Cuma, 25 Cumade’s Sânî 1446 | 2024/12/27
Saat: (Medine Saati İle)
Menu
ana menü
ana menü
Eğitim Ve Hilafetin Yıkılmasındaki Rolü

بسم الله الرحمن الرحيم

Eğitim Ve Hilafetin Yıkılmasındaki Rolü

Küfür devletleri İslâm'ı yok edip Müslümanların topraklarını da paylaşma hususunda aralarında anlaştıktan sonra Avrupa devletleri özellikle de; İngiltere, Fransa sonra da Amerika Osmanlı Hilâfet Devletine karşı yıkıcı bir darbe vurmakta başarılı oldular. Bu hususta çeşitli yollara başvurdular. İlim adı altında misyoner saldırıları çerçevesinde uzun yıllar boyunca bu hususta meşgul oldukları kapılardan birisi de eğitim oldu. Bunun için büyük bütçeler, oryantalistlerden, misyonerlerden, eğitimcilerden ve rahiplerden meydana gelen büyük ordular meydana getirdiler. İstanbul ve Beyrut’u kedileri için başlıca iki üs edindiler. Ardından da Kahire ve Kuzey Afrika’yı da buna ilhak ettiler. Devletlerarası çıkarları itibariyle Amerika ve Avrupa siyasetlerindeki metot farklılıklarına rağmen gayeleri itibariyle ittifak ettiler. Onların gayeleri;  doğuda batı kültürünü ortaya çıkartmak, Müslümanları dinleri hakkında şüpheye düşürmek, dinlerine saldırmak için bunu fırsat olarak kullanmak ve tarihlerini küçümser hale getirmektir.
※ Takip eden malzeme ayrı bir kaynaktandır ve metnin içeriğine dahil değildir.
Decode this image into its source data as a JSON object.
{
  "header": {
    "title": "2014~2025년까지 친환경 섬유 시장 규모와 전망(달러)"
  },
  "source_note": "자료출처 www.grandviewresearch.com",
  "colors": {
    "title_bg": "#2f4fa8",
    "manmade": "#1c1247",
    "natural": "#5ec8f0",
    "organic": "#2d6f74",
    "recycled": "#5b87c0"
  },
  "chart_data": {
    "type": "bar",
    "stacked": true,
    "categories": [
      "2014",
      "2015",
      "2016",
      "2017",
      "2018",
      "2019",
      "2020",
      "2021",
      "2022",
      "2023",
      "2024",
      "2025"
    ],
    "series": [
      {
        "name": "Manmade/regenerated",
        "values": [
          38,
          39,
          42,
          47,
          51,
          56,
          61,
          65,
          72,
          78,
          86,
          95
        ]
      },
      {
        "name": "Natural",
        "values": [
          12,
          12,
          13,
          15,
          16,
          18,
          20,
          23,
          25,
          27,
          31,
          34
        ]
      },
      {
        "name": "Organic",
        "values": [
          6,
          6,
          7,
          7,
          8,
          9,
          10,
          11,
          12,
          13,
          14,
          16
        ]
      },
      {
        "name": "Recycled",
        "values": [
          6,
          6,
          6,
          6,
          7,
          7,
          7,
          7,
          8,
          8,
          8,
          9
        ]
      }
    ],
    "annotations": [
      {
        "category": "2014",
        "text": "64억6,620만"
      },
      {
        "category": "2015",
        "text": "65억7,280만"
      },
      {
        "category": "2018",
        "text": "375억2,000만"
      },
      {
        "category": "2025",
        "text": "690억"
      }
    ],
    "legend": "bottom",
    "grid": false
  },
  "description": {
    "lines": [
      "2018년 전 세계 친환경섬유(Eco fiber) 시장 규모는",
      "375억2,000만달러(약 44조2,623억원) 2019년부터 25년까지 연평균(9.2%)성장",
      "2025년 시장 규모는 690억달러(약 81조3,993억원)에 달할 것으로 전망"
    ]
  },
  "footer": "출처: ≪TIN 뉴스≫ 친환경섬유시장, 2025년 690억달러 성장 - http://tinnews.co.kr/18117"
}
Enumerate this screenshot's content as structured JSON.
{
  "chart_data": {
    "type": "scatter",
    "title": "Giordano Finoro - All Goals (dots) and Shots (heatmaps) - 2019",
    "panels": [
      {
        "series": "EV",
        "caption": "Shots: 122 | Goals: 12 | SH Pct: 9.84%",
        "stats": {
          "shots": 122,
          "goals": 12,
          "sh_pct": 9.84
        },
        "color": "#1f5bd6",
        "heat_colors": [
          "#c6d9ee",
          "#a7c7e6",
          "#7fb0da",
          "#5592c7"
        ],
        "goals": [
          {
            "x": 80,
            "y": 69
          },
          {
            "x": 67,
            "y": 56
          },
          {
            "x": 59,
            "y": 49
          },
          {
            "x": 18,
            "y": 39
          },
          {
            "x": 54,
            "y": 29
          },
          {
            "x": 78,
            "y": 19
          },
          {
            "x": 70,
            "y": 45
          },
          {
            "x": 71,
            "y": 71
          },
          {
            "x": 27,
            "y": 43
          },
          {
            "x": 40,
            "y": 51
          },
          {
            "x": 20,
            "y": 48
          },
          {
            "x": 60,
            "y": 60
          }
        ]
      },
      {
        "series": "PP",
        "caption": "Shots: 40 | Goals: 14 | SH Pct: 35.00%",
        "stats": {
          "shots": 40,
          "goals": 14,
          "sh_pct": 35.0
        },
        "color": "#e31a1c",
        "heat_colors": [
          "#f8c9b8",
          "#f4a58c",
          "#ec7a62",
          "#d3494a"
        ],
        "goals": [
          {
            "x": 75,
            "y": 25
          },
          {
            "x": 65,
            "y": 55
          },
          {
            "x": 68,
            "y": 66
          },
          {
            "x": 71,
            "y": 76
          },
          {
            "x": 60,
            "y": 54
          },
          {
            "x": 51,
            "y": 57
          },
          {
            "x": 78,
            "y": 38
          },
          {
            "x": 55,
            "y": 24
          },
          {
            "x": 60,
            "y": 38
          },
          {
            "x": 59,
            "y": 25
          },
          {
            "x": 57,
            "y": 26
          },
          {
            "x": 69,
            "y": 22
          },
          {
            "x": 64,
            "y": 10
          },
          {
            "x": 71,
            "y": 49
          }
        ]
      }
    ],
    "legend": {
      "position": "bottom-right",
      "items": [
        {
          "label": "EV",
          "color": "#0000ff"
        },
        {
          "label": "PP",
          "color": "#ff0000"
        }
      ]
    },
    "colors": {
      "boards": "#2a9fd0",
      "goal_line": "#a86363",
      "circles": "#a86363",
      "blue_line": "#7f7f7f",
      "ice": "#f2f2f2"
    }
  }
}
Özellikle 1820 yılında Beyrut’ta misyonerlik merkezinin inşa edilmesinden sonra misyonerlik faaliyetlerindeki hareketlilik daha da arttı. Amerikalı misyoner “Eli Smith” belirgin bir faaliyet gösterdi. Zira misyonerlikte gönüllü olarak çalışmakta ve Malta’daki el-İrsaliyat Matbaasının yöneticiliğini yapmaktaydı. Smith ve karısı Beyrut’ta kız çocukların için bir okul açtı ve hayatını Beyrut’ta ve genel bir şekilde de Şam beldelerinde çalışmaya adadı. İşte bu esnada eğitim hareketi içinde misyonerlik hareketlerinin katılımı belirgin bir hal aldı. Arap dilinin Kur’ân’dan kopartılması üzerinde odaklaştılar. Bu durum, insanların batıya ve fikirlerine dönüştürülmesinde büyük bir rolü olan batı müelliflerine ait kitapların ve eski edebi eserlerin çıkartılmasıyla Arap dilinin birinci sıfatından dönmesi için geniş geniş bir giriş oldu. Bu amacı gerçekleştirmek için Hristiyan “Nâsîf Yazıcı” ve “Baba Louis Shehu”, Beyrut’ta İslâm akidesini ve fikirlerini hedef alan bir merkezin yürütülmesini işini üstlendiler. Öyle ki bunlar İslâm'ın ilişkilerden, muamelattan, hayat tarzından uzaklaştırılmasında ve İslâm devletinin yıkılmasında korkunç neticeler aldılar. Cizvitler (İsa Tarikatı), Yusuf es-Suyûiyye adıyla bilinen kendileri için okullar ve fakülteler açtılar. 1866 yılında günümüzde Beyrut Amerikan Üniversitesi olarak bilinen Amerikan Protestan fakültesini açtılar. Bunlar İslâm'a ve Müslümanların tarihine karşı saptırma saldırılarının en çirkin olanlarını yaptılar. Öyle ki iş, içinde Suriye ve Filistin’in de yer aldığı Şam topraklarında, Fransa'nın etkisi ve öğütlemesi ile İbrahim Paşa’nın teşvikine kadar ulaştı. İbrahim Paşa, misyonerlere kapıları sonuna kadar açtı. Fransızlar, İngilizler ve Amerikalılar, hükümetler tarafından sevinçle karşılandılar ve buna bağlı olarak da Müslümanların topraklarında istedikleri gibi dolaştılar, okullar açtılar, kitaplar bastılar. İlim ve kültür adı altında da bunları Arapçaya tercüme ettiler.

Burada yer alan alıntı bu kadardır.